THE CAPE VINCENT STATION
A Real Landmark of the Old Rome Road, Built in 1852 and Destroyed by a Great Storm in 1895.
For forty years this station stood, even though the span of life of the large hotel that adjoined it was ended a decade earlier by a most devastating fire. But, upon the evening of September 11, 1895, when Conductor W. D. Carnes—best known as “Billy” Carnes—brought his train into the shed to connect with the Kingston boat, a violent storm thrust itself down upon the Cape. In the rainburst that accompanied it, the folk upon the dock sought shelter in the trainshed, and there they were trapped. The wind swept through the open end of that ancient structure and lifted it clear from the ground, dropping it a moment later in a thousand different pieces. It was a real catastrophe. Two persons were killed outright and a number were seriously injured.
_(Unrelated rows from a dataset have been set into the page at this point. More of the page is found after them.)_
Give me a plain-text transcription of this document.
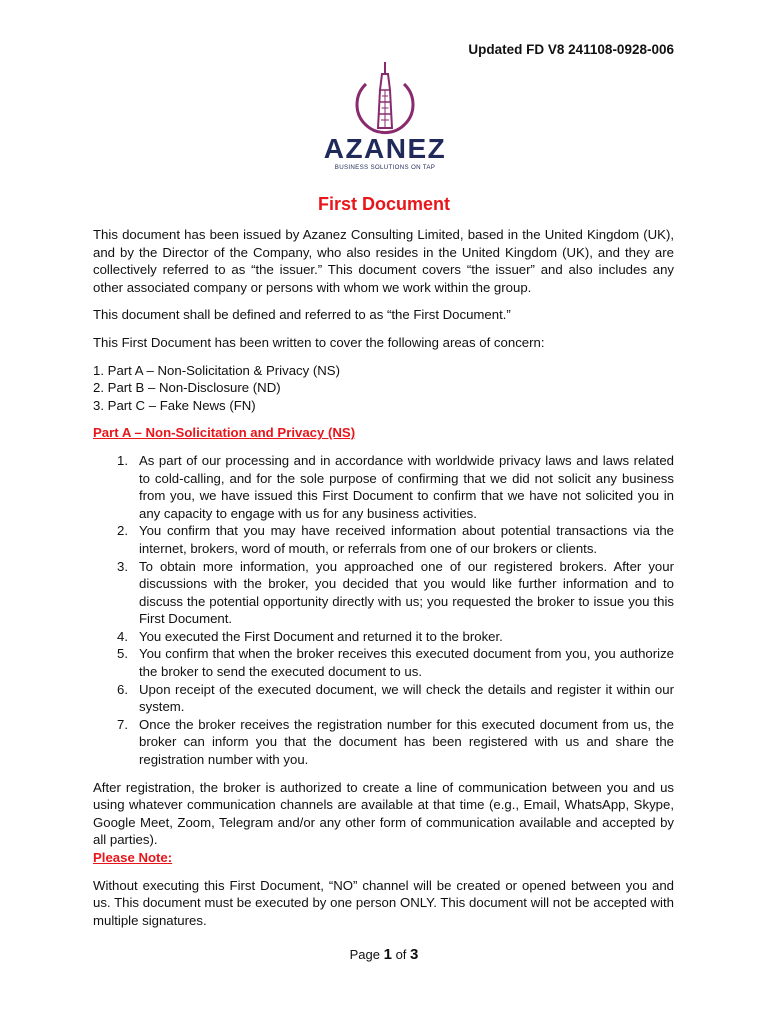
Updated FD V8 241108-0928-006
AZANEZ
BUSINESS SOLUTIONS ON TAP
First Document

This document has been issued by Azanez Consulting Limited, based in the United Kingdom (UK), and by the Director of the Company, who also resides in the United Kingdom (UK), and they are collectively referred to as “the issuer.” This document covers “the issuer” and also includes any other associated company or persons with whom we work within the group.

This document shall be defined and referred to as “the First Document.”

This First Document has been written to cover the following areas of concern:

1. Part A – Non-Solicitation & Privacy (NS)
2. Part B – Non-Disclosure (ND)
3. Part C – Fake News (FN)
Part A – Non-Solicitation and Privacy (NS)
1. As part of our processing and in accordance with worldwide privacy laws and laws related to cold-calling, and for the sole purpose of confirming that we did not solicit any business from you, we have issued this First Document to confirm that we have not solicited you in any capacity to engage with us for any business activities.
2. You confirm that you may have received information about potential transactions via the internet, brokers, word of mouth, or referrals from one of our brokers or clients.
3. To obtain more information, you approached one of our registered brokers. After your discussions with the broker, you decided that you would like further information and to discuss the potential opportunity directly with us; you requested the broker to issue you this First Document.
4. You executed the First Document and returned it to the broker.
5. You confirm that when the broker receives this executed document from you, you authorize the broker to send the executed document to us.
6. Upon receipt of the executed document, we will check the details and register it within our system.
7. Once the broker receives the registration number for this executed document from us, the broker can inform you that the document has been registered with us and share the registration number with you.

After registration, the broker is authorized to create a line of communication between you and us using whatever communication channels are available at that time (e.g., Email, WhatsApp, Skype, Google Meet, Zoom, Telegram and/or any other form of communication available and accepted by all parties).

Please Note:

Without executing this First Document, “NO” channel will be created or opened between you and us. This document must be executed by one person ONLY. This document will not be accepted with multiple signatures.

Page 1 of 3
The event went into the annals of a quiet North Country village, along with the fearful disaster of the steamer Wisconsin, off nearby Grenadier Island, many years before.
With the Cape Vincent terminal completed, the regular operation of trains upon the Watertown & Rome began; formally upon the first day of May, 1852. Six days later the road suffered its first accident, a distressing affair in the neighborhood of Pierrepont Manor. A party of young men in that village had taken upon themselves to “borrow” a hand-car, left by the contractor beside the track and were whirling a group of young women of their acquaintance upon it when around the curve from Adams came a “light” locomotive at high-speed, which crashed into them head-on and killed three of the women almost instantly; and seriously wounded a fourth.
The first employe to lose his life in the service was brakeman George Post, who, on October 13th, of that year, was going forward to lighten the brakes on the northbound freight, as it reached the long down-grade, north of Adams Centre, when he was struck by an overhead bridge and died before aid could reach him.
These men of the North Country were learning that railroading is not all prunes and preserves. They had their own troubles with their new property. For one thing, the engines kept running off the track. There were three locomotive derailments in a single day in 1853 and the Directors asked the Superintendent if he could not be a little more careful in the operation of the line. They also officially chided, quite mildly, one of their number who had contributed twenty-five dollars to the Fourth-of-July celebration in Watertown that summer without asking the consent of the full Board. On the other hand, they quite genially voted annual passes for an indefinite number of years to the widows of Orville Hungerford and of Edmund Kirby as well as their daughters.